Née le 30 avril 1954 à Wellington, Jane Campion a trois particularités : elle est la seule cinéaste néo-zélandaise de renommée mondiale ; ensuite, elle est l'unique réalisatrice à avoir décroché la Palme d'or du Festival de Cannes – et enfin, elle est la seule à l'avoir obtenue dans deux catégories différentes, le court métrage en 1986 avec Peel, le long métrage en 1993 avec La Leçon de piano...
La puissance maîtrisée de ce grand mélodrame d'aventures romantiques, qui valut à Holly Hunter l'Oscar de la meilleure actrice, n'a pas surpris les spectateurs de ses deux films précédents, Sweetie, et surtout Un ange à ma table, d'après l'autobiographie de l'écrivain Janet Frame, magnifique portrait de femme en lutte contre la pesanteur de la société néo-zélandaise.
Ce combat féminin, Campion le filmera à nouveau, dans l'adaptation d'un roman d'Henry James, Portrait de femme (1996), avec Nicole Kidman dans l'un de ses premiers grands rôles.
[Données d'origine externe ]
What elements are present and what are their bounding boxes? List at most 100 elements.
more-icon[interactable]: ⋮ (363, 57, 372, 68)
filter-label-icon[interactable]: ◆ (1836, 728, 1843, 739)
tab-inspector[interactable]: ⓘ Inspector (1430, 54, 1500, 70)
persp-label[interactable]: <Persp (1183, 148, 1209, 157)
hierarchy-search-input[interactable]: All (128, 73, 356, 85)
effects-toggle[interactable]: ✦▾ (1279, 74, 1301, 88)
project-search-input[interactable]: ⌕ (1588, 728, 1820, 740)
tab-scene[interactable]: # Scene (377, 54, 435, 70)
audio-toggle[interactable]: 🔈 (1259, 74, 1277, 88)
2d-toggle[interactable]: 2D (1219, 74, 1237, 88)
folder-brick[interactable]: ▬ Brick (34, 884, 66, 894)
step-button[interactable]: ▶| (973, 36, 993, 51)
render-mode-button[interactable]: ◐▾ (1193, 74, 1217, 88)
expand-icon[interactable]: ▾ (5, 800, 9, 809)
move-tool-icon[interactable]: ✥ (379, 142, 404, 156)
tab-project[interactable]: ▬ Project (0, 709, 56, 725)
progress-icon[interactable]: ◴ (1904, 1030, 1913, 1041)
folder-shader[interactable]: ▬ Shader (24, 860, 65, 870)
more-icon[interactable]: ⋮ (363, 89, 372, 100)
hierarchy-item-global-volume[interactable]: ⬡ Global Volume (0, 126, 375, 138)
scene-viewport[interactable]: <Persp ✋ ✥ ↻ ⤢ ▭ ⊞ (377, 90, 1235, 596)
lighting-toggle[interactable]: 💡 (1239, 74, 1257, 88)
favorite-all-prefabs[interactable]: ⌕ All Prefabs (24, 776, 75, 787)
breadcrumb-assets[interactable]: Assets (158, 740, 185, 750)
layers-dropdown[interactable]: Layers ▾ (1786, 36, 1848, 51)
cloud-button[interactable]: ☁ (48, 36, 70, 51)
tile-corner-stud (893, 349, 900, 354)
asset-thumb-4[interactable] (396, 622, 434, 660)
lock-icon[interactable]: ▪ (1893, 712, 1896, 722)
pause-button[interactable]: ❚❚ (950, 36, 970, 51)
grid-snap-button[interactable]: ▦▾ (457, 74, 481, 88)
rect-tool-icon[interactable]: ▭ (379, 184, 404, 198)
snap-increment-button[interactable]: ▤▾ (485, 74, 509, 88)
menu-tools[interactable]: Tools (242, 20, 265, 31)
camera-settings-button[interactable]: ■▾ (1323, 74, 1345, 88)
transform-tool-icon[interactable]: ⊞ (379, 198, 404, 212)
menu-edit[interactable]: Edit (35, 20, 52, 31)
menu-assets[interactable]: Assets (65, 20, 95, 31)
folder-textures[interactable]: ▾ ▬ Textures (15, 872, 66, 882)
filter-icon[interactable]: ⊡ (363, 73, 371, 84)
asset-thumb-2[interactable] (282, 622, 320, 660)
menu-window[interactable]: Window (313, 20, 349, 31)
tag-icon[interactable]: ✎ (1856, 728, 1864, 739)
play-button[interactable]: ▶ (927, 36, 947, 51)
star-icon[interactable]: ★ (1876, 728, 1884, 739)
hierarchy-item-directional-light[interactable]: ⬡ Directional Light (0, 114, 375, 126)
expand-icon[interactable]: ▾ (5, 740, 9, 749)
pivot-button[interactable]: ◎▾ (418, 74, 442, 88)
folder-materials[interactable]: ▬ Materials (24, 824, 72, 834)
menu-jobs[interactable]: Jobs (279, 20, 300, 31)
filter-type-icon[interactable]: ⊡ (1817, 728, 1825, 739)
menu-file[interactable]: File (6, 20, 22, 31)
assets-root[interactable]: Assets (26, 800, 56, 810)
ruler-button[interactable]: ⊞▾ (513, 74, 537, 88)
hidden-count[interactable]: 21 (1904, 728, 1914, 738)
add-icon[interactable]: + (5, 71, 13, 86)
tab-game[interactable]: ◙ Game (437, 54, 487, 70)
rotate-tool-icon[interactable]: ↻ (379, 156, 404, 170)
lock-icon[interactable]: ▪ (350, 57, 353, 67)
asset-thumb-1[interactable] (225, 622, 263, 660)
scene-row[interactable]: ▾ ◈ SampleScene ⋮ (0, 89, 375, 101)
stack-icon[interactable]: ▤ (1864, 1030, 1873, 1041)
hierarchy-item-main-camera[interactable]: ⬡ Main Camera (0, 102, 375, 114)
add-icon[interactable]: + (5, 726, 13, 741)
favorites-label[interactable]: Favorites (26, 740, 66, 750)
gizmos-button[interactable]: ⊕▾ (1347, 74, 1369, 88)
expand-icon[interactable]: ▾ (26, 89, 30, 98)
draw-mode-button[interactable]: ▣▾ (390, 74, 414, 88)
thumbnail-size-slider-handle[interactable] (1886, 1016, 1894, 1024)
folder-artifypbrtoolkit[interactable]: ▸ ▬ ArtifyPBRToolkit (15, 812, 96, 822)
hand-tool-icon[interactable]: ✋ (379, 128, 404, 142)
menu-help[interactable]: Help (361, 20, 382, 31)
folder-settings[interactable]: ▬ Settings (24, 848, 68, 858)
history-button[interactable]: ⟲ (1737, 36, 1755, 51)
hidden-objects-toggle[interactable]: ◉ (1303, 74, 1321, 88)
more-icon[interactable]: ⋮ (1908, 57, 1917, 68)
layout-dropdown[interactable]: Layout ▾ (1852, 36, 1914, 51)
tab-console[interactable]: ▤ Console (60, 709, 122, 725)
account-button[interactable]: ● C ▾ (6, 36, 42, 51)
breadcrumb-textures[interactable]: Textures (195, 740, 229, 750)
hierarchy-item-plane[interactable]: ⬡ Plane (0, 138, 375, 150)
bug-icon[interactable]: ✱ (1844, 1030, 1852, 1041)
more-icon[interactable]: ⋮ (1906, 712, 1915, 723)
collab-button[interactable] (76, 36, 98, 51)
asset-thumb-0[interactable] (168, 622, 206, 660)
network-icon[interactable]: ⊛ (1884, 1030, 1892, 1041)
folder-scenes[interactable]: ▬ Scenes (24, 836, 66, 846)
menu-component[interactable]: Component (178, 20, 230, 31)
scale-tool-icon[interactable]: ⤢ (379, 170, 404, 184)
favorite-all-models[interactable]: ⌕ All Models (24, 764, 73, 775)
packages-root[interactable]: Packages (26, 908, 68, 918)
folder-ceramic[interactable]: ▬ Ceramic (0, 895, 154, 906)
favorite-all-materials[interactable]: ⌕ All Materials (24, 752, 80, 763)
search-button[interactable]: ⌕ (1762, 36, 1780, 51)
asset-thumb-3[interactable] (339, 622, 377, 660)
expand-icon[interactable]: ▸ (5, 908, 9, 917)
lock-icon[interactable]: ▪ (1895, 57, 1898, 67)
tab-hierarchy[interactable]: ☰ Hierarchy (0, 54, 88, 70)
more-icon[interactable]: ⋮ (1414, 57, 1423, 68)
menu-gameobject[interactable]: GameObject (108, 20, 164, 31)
En revenant à l'époque contemporaine, elle adopta un ton résolument déroutant pour dresser le portrait d'une Kate Winslet envoûtée par un gourou puis désenvoûtée par Harvey Keitel (Holy Smoke, 1999).
Son récent changement de genre – In the Cut (2003) est un thriller situé à New York, dans lequel Meg Ryan connaît une expérience passionnelle avec un policier sur fond de tueur en série - manifeste une évolution dans le choix de ses sujets, mais le thème profond, celui de la description psychologique de femmes combattives plongées dans des situations troublantes (toujours incarnées par des actrices remarquables), demeure inchangé.
C'est d'ailleurs ainsi qu'elle aborde un épisode de la vie de John Keats dans Bright star (2009), fondant le film sur la sensibilité d'une jeune étudiante amoureuse du poète. La cinéaste néo-zélandaise y renoue avec l'essence du romantisme, qu'elle dépouille subtilement de ses oripeaux et clichés trop longtemps associés, et offre une expérience sensorielle de cinéma, au plus près du marivaudage des deux amants, incarnés par de jeunes acteurs qui débutent leur carrière, Abbie Cornish et Ben Whishaw.
Quatre ans plus tard, Jane Campion présente sa première série, Top of the Lake, production américano-australo-britannique. Sur fond de thriller psychologique, porté par l'actrice Elizabeth Moss, la cinéaste jette un regard glaçant sur la violence perpétrée à l'égard des femmes dans les régions reculées de son pays.